Os primeiros minutos de A
Ferida nos deixam em estado de suspensão.
Suspensão do julgamento, suspensão dos
sentidos. Qual é o estatuto daquilo a que estamos
assistindo? Espaços fechados em planos também
fechados, o filme nos apresenta aos personagens descolados
um do outro: primeiro o homem, que habita um quarto
precário e sujo (mais tarde ao longo da projeção
saberemos que trata-se de um squat, prédio
sem água, luz ou eletricidade que os sem-teto
usam para morar), e recebe o telefonema de sua esposa
(em celular, naturalmente); em seguida, a mulher está
na seção de imigração do
aeroporto, numa sala exígua e trancada a chave
onde estão diversos imigrantes, africanos, asiáticos,
quase empilhados uns em cima dos outros, sem condições
de higiene (não há banheiros). Ambos,
marido e mulher, são refugiados políticos
do Congo. Ele conseguira seu asilo político alguns
meses antes, ela tenta conseguir o seu agora. Mas quem
atende a eles não são os funcionários
de relações exteriores, e sim a polícia,
e da maneira costumeira: atendendo a ordens, obedecendo
a procedimentos protocolares que não dão
conta da complexidade dos problemas humanos que passam
diariamente por aqueles corredores. A saída é
a pancada, a intimidação pela humilhação
e a injúria. A regra é não deixar
nenhum imigrante passar.
Esse é basicamente o entrecho da primeira hora
de A Ferida. Mas isso não conta da missa
a metade. Porque o que se perde na simples narração
dos eventos é a maneira como se filma, e é
aí que o filme ganha toda sua majestade. Nicolas
Klotz tem o parti-pris de respeitar a duração
dos acontecimentos, e isso significa filmar a viagem
de metrô de Papi, o marido, indo até o
aeroporto, ou a viagem do mini-ônibus que transporta
os passageiros até o avião. Mas não
estamos aqui diante de um fetiche pelo verismo das situações
(como em Domingo Sangrento de Paul Greengrass,
por exemplo), mas pela complexa gama de sentimentos
humanos que um acontecimento destes pode despertar.
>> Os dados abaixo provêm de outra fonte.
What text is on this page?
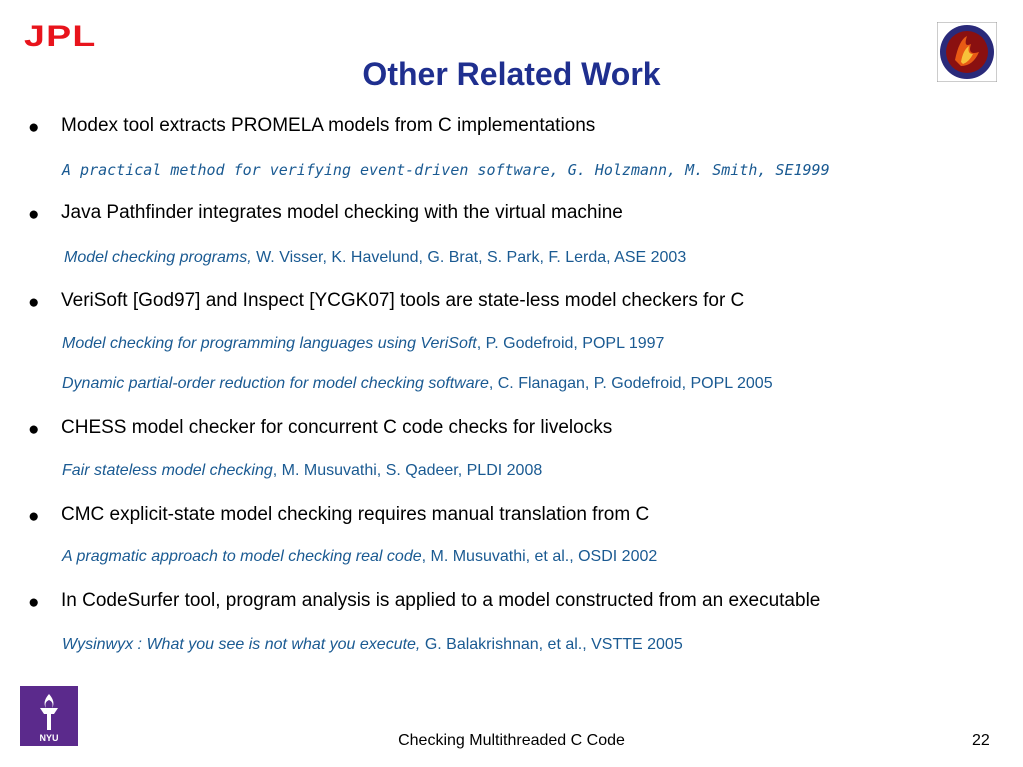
JPL
Other Related Work
● Modex tool extracts PROMELA models from C implementations
A practical method for verifying event-driven software, G. Holzmann, M. Smith, SE1999
● Java Pathfinder integrates model checking with the virtual machine
Model checking programs, W. Visser, K. Havelund, G. Brat, S. Park, F. Lerda, ASE 2003
● VeriSoft [God97] and Inspect [YCGK07] tools are state-less model checkers for C
Model checking for programming languages using VeriSoft, P. Godefroid, POPL 1997
Dynamic partial-order reduction for model checking software, C. Flanagan, P. Godefroid, POPL 2005
● CHESS model checker for concurrent C code checks for livelocks
Fair stateless model checking, M. Musuvathi, S. Qadeer, PLDI 2008
● CMC explicit-state model checking requires manual translation from C
A pragmatic approach to model checking real code, M. Musuvathi, et al., OSDI 2002
● In CodeSurfer tool, program analysis is applied to a model constructed from an executable
Wysinwyx : What you see is not what you execute, G. Balakrishnan, et al., VSTTE 2005
NYU	Checking Multithreaded C Code	22
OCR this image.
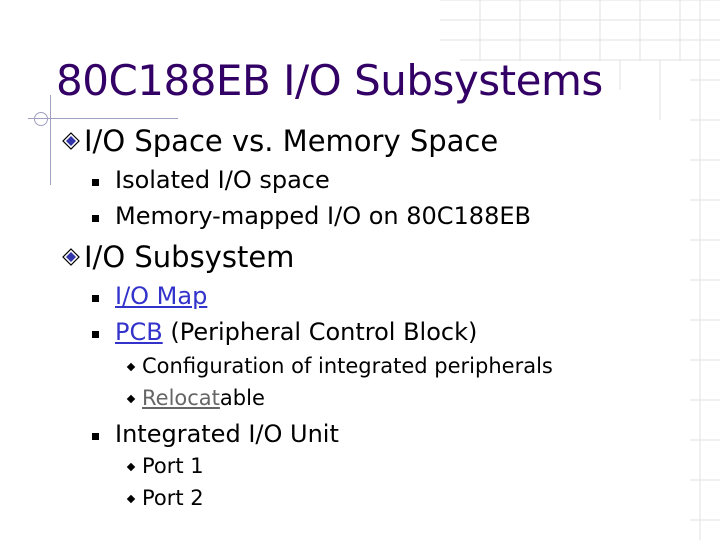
80C188EB I/O Subsystems
I/O Space vs. Memory Space
Isolated I/O space
Memory-mapped I/O on 80C188EB
I/O Subsystem
I/O Map
PCB (Peripheral Control Block)
Configuration of integrated peripherals
Relocat able
Integrated I/O Unit
Port 1
Port 2
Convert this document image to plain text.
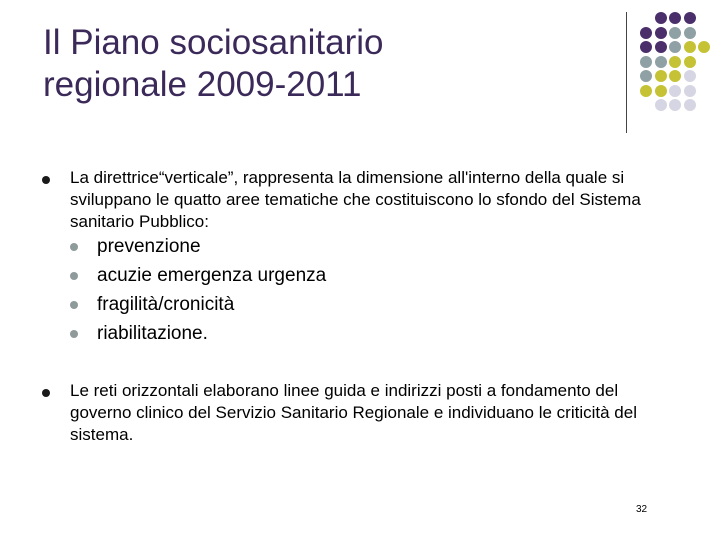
Il Piano sociosanitario
regionale 2009-2011
La direttrice“verticale”, rappresenta la dimensione all'interno della quale si sviluppano le quatto aree tematiche che costituiscono lo sfondo del Sistema sanitario Pubblico:
prevenzione
acuzie emergenza urgenza
fragilità/cronicità
riabilitazione.
Le reti orizzontali elaborano linee guida e indirizzi posti a fondamento del governo clinico del Servizio Sanitario Regionale e individuano le criticità del sistema.
32
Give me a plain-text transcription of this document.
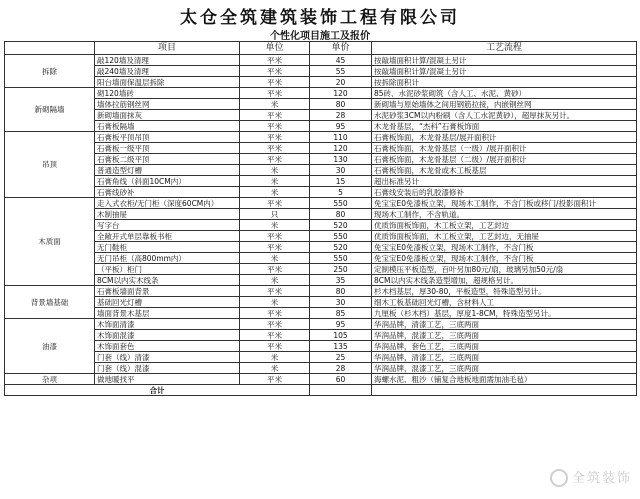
太仓全筑建筑装饰工程有限公司
个性化项目施工及报价
	项目	单位	单价	工艺流程
拆除	敲120墙及清理	平米	45	按敲墙面积计算/混凝土另计
	敲240墙及清理	平米	55	按敲墙面积计算/混凝土另计
	阳台墙面保温层拆除	平米	20	按拆除面积计
新砌隔墙	砌120墙砖	平米	120	85砖、水泥砂浆砌筑（含人工、水泥、黄砂）
	墙体拉筋钢丝网	米	80	新砌墙与原始墙体之间用钢筋拉接，内嵌钢丝网
	新砌墙面抹灰	平米	28	水泥砂浆3CM以内粉刷（含人工水泥黄砂），超厚抹灰另计。
	石膏板隔墙	平米	95	木龙骨基层，“杰科”石膏板饰面
吊顶	石膏板平顶吊顶	平米	110	石膏板饰面，木龙骨基层/展开面积计
	石膏板一级平顶	平米	120	石膏板饰面，木龙骨基层（一级）/展开面积计
	石膏板二级平顶	平米	130	石膏板饰面，木龙骨基层（二级）/展开面积计
	普通造型灯槽	米	30	石膏板饰面，木龙骨或木工板基层
	石膏角线（斜面10CM内）	米	15	超出标准另计
	石膏线砂补	米	5	石膏线安装后的乳胶漆修补
木质面	走入式衣柜/无门柜（深度60CM内）	平米	550	免宝宝E0免漆板立架，现场木工制作，不含门板或移门/投影面积计
	木制抽屉	只	80	现场木工制作，不含轨道。
	写字台	米	520	优质饰面板饰面，木工板立架，工艺封边
	全敞开式单层靠板书柜	平米	550	优质饰面板饰面，木工板立架，工艺封边，无抽屉
	无门鞋柜	平米	520	免宝宝E0免漆板立架，现场木工制作，不含门板
	无门吊柜（高800mm内）	米	550	免宝宝E0免漆板立架，现场木工制作，不含门板
	（平板）柜门	平米	250	定制模压平板造型，百叶另加80元/扇，玻璃另加50元/扇
	8CM以内实木线条	米	35	8CM以内实木线条造型增加，超规格另计。
背景墙基础	石膏板墙面背景	平米	80	杉木档基层，厚30-80，平板造型，特殊造型另计。
	基础回光灯槽	米	30	细木工板基础回光灯槽，含材料人工
	墙面背景木基层	平米	85	九厘板（杉木档）基层，厚度1-8CM，特殊造型另计。
油漆	木饰面清漆	平米	95	华润品牌，清漆工艺，三底两面
	木饰面混漆	平米	105	华润品牌，混漆工艺，三底两面
	木饰面套色	平米	135	华润品牌，套色工艺，三底两面
	门套（线）清漆	米	25	华润品牌，清漆工艺，三底两面
	门套（线）混漆	米	28	华润品牌，混漆工艺，三底两面
杂项	做地暖找平	平米	60	海螺水泥、粗沙（铺复合地板地面需加油毛毡）
合计				
全筑装饰
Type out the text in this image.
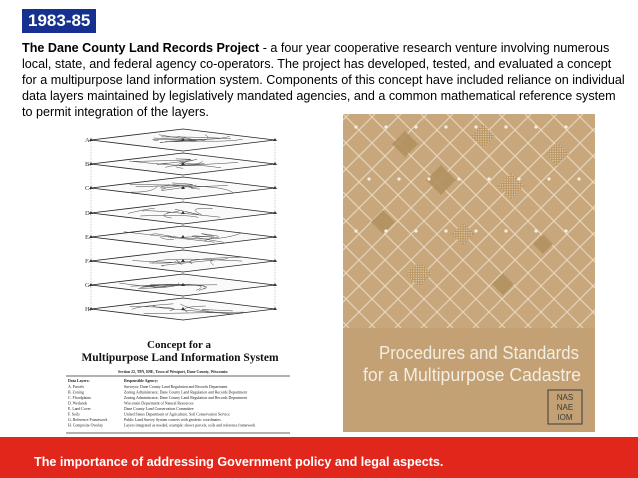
1983-85
The Dane County Land Records Project - a four year cooperative research venture involving numerous local, state, and federal agency co-operators. The project has developed, tested, and evaluated a concept for a multipurpose land information system. Components of this concept have included reliance on individual data layers maintained by legislatively mandated agencies, and a common mathematical reference system to permit integration of the layers.
A.
B.
C.
D.
E.
F.
G.
H.
Concept for a
Multipurpose Land Information System
Section 22, T8N, R9E, Town of Westport, Dane County, Wisconsin
Data Layers:	Responsible Agency:
A. Parcels	Surveyor, Dane County Land Regulation and Records Department
B. Zoning	Zoning Administrator, Dane County Land Regulation and Records Department
C. Floodplains	Zoning Administrator, Dane County Land Regulation and Records Department
D. Wetlands	Wisconsin Department of Natural Resources
E. Land Cover	Dane County Land Conservation Committee
F. Soils	United States Department of Agriculture, Soil Conservation Service
G. Reference Framework	Public Land Survey System corners with geodetic coordinates
H. Composite Overlay	Layers integrated as needed, example: shows parcels, soils and reference framework
Procedures and Standards
for a Multipurpose Cadastre
NAS
NAE
IOM
The importance of addressing Government policy and legal aspects.
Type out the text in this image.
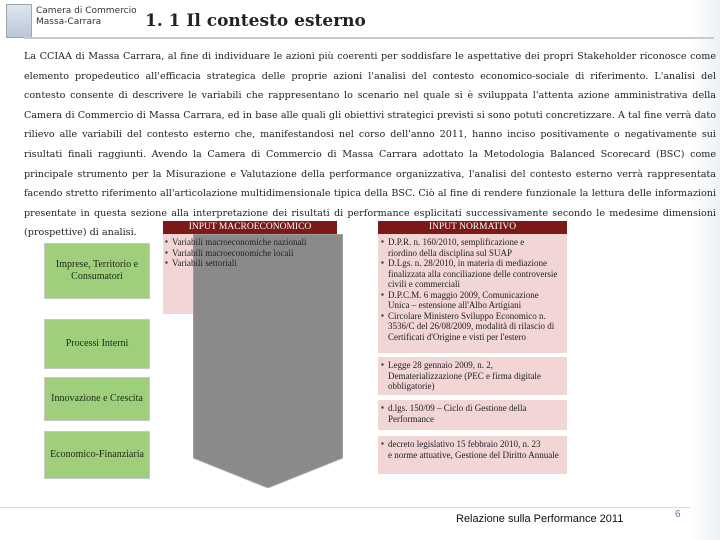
Camera di Commercio
Massa-Carrara	1. 1 Il contesto esterno
La CCIAA di Massa Carrara, al fine di individuare le azioni più coerenti per soddisfare le aspettative dei propri Stakeholder riconosce come elemento propedeutico all'efficacia strategica delle proprie azioni l'analisi del contesto economico-sociale di riferimento. L'analisi del contesto consente di descrivere le variabili che rappresentano lo scenario nel quale si è sviluppata l'attenta azione amministrativa della Camera di Commercio di Massa Carrara, ed in base alle quali gli obiettivi strategici previsti si sono potuti concretizzare. A tal fine verrà dato rilievo alle variabili del contesto esterno che, manifestandosi nel corso dell'anno 2011, hanno inciso positivamente o negativamente sui risultati finali raggiunti. Avendo la Camera di Commercio di Massa Carrara adottato la Metodologia Balanced Scorecard (BSC) come principale strumento per la Misurazione e Valutazione della performance organizzativa, l'analisi del contesto esterno verrà rappresentata facendo stretto riferimento all'articolazione multidimensionale tipica della BSC. Ciò al fine di rendere funzionale la lettura delle informazioni presentate in questa sezione alla interpretazione dei risultati di performance esplicitati successivamente secondo le medesime dimensioni (prospettive) di analisi.
INPUT MACROECONOMICO
▪ Variabili macroeconomiche nazionali
▪ Variabili macroeconomiche locali
▪ Variabili settoriali
Imprese, Territorio e Consumatori
Processi Interni
Innovazione e Crescita
Economico-Finanziaria
INPUT NORMATIVO
▪ D.P.R. n. 160/2010, semplificazione e
riordino della disciplina sul SUAP
▪ D.Lgs. n. 28/2010, in materia di mediazione
finalizzata alla conciliazione delle controversie civili e commerciali
▪ D.P.C.M. 6 maggio 2009, Comunicazione
Unica – estensione all'Albo Artigiani
▪ Circolare Ministero Sviluppo Economico n.
3536/C del 26/08/2009, modalità di rilascio di Certificati d'Origine e visti per l'estero
▪ Legge 28 gennaio 2009, n. 2,
Dematerializzazione (PEC e firma digitale obbligatorie)
▪ d.lgs. 150/09 – Ciclo di Gestione della
Performance
▪ decreto legislativo 15 febbraio 2010, n. 23
e norme attuative, Gestione del Diritto Annuale
Relazione sulla Performance 2011	6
Estamos diante de um material humano já muito
bem trabalhado, no documentário, por Frederick
Wiseman: a estupidez suprema da burocracia que só
consegue ver o ser humano como um item de formulário
que é tanto mais desagradável quando não
está subsumido às regras-padrão
de ação. A referência feita aqui
ao documentário não é inocente:
diversas vezes nos perguntamos se tal ou tal monólogo
de personagem faz parte de um roteiro ou se apenas restitui
para a câmera momentos já vividos, fora
a forte impressão de realidade que as imagens
de choques com policiais destila.
A proposição de cinema de A Ferida
é radical: longa duração de
filme (2h45min), longa duração dos planos,
diversos planos longos de situações, algumas
prosaicas e outras "narrativas". Poderia cair
facilmente no maneirismo do cinema de arte de deixar
o plano se estender ao máximo possível,
mas é nesse momento que Klotz se revela um verdadeiro
cineasta: até os detalhes mais ínfimos
das cenas em que se filma "o nada" (os trajetos,
as esperas, os átimos) revelam não um
cacoete de "cinema sério", mas uma
série de micro-sensações que jorram
na tela com uma delicadeza suprema, sem chamar muita
atenção para si mesmas, mas absolutamente
importantes para tudo que o filme deseja captar.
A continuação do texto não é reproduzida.